Photo: Dan Kitwood (Getty Images)

Climate change is causing the world’s oceans to lose their “memory” according to new research.

A report in Scientists progress finds that ocean temperatures will fluctuate dramatically as these waters llose their ability to regulate and “remember” recent conditions, including temperatures. Water literally has no memory, of course, no matter what homeopaths complaint– but the great bodies that make up the global ocean tend to be unshakable. Unlike the weather, which can change drastically from day to day, changes in the ocean happen little by little, and the ability to maintain this stability is like a “memory” for the ocean.

It is related to the thickness of the upper layer of the ocean, also called the mixed layer. This section is expected to become shallower with climate change. Research has shown that the mixed layer gets smaller in spring and summer when temperatures are higher, and a warming climate means seasonal heat is more intense and longer lasting in many parts of the world. Jits might end up at unusually fluctuating sea surface temperatures. Researchers from several institutes, including the University of Hawaii, have used climate models to calculate different results based on low, medium or high greenhouse gas emissions. They found that ocean memory is likely to decline worldwide by the end of this century.

Decline of oceanic memory between the present and the end of the 21st century.  Blue indicates decline, red indicates memory increase.

Decline of oceanic memory between the present and the end of the 21st century. Blue indicates decline, red indicates memory increase.
Picture: Shi, et al. (2022)

Daisy Hui Shi, a climate researcher at the Farallon Institute and lead author of the study, explained that if ocean surface temperature becomes more difficult to predict, it will have large-scale effects.. In fisheries management, for example, future fish stocks are estimated based on the assumption that the ocean remains relatively stable. Without that stability, those fishing estimates will become unreliable, she told Earther. Unstable ocean environments could also make it difficult to predict major changes that will affect fragile marine ecosystems, adding new challenges to conservation efforts.

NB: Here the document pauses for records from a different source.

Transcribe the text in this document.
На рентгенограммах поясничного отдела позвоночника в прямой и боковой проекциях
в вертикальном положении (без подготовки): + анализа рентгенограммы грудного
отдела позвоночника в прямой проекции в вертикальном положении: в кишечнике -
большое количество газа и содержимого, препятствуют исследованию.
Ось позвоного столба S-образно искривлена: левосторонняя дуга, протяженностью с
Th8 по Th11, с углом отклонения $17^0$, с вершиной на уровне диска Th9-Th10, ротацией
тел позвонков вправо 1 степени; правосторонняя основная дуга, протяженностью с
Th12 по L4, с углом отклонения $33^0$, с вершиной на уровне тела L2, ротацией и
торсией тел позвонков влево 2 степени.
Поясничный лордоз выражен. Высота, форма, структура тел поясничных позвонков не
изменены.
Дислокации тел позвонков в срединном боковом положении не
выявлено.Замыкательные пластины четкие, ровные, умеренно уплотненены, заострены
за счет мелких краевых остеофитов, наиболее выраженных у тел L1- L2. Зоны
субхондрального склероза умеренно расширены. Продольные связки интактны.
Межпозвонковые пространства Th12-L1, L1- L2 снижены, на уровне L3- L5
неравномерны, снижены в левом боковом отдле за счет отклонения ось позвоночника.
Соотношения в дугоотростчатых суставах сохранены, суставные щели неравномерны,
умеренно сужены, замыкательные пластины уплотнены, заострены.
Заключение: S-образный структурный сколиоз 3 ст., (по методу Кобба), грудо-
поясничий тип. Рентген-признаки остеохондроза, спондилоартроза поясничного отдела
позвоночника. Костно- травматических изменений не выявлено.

Hui Shi said the models used in the study focused on climate change as a major driver and did not take into account natural changes that occur in the ocean, such as seasonal changes in currents, which is a search limitation.

She noted that not being able to predict ocean temperatures can also affect other weather forecasts. “[It’s also about] precipitation on land…ocean memory is so important, and it’s really important to have the predictability,” said Hui Shi. “We also use the ocean to forecast temperature and precipitation. and even extreme events,” such as heat waves and heavy downpours.